Moi, dont la chrétienté n’encombre pas l’emploi du temps, j’ai appris mes leçons de morale à la maison. J’ai appris que je dois donner si je le peux, si je le veux et surtout quand j’ai décidé que c’était le moment. Ainsi, il m’est déjà arrivé d’envoyer un don à une association caritative ou destinée à la recherche médicale ou encore pour venir en aide à bien trop de nécessiteux, mais je ne saurai dire quand ni combien j’ai donné tant je n’en ai pas fait étalage auprès de mon entourage.
Moi, civique, j’ai appris qu’il faut voter, je vote depuis l’âge de ma majorité et une fois le message passé solennellement par un média, je me le tiens pour dit, d’ailleurs, plus on a tendance à me rabâcher l’histoire, moins j’ai tendance à la retenir…D’ici à ce que je me trompe de dimanche !

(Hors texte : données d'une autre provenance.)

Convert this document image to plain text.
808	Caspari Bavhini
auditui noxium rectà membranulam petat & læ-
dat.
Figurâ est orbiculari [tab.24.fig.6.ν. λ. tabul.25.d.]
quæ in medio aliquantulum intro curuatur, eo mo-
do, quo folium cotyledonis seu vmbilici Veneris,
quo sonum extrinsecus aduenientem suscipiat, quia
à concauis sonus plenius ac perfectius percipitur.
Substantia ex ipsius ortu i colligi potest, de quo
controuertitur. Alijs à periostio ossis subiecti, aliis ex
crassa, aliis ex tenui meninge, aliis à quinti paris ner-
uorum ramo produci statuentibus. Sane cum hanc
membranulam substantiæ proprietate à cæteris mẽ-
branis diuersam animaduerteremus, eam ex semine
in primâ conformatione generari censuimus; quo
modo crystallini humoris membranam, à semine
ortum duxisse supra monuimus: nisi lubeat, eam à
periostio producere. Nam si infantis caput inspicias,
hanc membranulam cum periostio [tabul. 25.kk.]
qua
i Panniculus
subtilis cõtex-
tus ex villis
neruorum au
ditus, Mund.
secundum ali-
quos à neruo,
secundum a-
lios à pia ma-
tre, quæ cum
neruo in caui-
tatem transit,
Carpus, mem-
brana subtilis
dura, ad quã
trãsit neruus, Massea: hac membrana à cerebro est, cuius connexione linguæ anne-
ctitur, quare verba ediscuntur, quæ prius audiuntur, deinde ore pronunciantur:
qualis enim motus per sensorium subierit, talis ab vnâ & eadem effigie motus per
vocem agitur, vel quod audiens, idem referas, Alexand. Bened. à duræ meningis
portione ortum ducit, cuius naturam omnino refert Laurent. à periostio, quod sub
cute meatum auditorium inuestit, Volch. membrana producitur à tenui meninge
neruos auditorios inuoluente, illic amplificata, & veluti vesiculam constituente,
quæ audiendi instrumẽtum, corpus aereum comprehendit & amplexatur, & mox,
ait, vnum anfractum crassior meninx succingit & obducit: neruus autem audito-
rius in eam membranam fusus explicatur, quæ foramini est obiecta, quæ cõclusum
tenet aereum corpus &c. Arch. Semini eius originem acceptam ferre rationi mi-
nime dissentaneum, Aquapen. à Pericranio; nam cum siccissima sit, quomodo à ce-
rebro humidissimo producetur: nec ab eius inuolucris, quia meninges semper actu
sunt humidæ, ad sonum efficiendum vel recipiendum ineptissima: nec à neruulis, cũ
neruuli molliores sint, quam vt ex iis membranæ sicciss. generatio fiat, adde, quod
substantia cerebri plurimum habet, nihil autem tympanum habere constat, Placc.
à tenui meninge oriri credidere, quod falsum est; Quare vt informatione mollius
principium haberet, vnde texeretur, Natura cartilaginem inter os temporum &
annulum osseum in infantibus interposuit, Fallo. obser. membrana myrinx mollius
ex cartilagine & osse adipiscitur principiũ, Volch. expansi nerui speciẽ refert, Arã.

Moi, citoyenne, j’ai appris hier et j’apprends aujourd’hui qu’illuminer la maisonnée lui rend un aspect fort chaleureux vue de l’extérieur, mais surtout que lorsque la totalité de ses habitants se concentre dans une seule pièce à un moment précis, ça fait un peu désordre, surtout lorsque je tente de l’expliquer au conseiller électrique qui s’étonne de la consommation anormalement élevée de mon foyer. De fait, j’ai appris à mettre en route mes appareils gourmands en énergie aux heures creuses, tout comme j’ai acquis le réflexe de ne laisser aucune veilleuse en marche. C’est la raison pour laquelle je n’ai absolument opéré aucun geste pour la planète durant ces cinq fameuses minutes où nous devions tous être civiques, mais dans le noir. Je le fais toute l’année, cinq minutes de privation totale ne changeront rien.
Moi, charitable, j’aime qui je veux quand bon me semble. Ni ma mère, ni ma grand-mère, ni mes congénères ne méritent que je leur témoigne de tout mon amour ni reconnaissance un jour précis, j’estime plutôt les bafouer que les honorer. A ce rythme, je ne serais pas surprise de l’instauration de la journée de la haine.
Enfin moi, nicotinomane, j’ai toujours sacrifié mon nuage de fumée au profit de ceux qui ne la supportent pas, question de respect. Je ne me sens pas coupable de fumer et je n’ai pas attendu ce matin de février pour aller fumer dehors, à moins qu’on m’autorise le choix du lieu où raccourcir ma vie, même si c’est à la télé que je l’ai appris.
Moi, c’est aussi vous donc nous, finalement.
C’est nous que la télévision désigne coupable d’agir dans l’ombre de ses caméras, studios et plateaux où tout est savamment mis en scène afin de susciter en nous ce sentiment d’incivilité, d’incivisme et d’égoïsme. Un peu comme un gosse qui vient de commettre une énorme bêtise et qu’on punit. Et bien souvent, on le punit de télé !
Mais si la télé est éteinte, où commence la charité bien citoyenne ? Il me semble que c’est par nous, enfin, soi-même.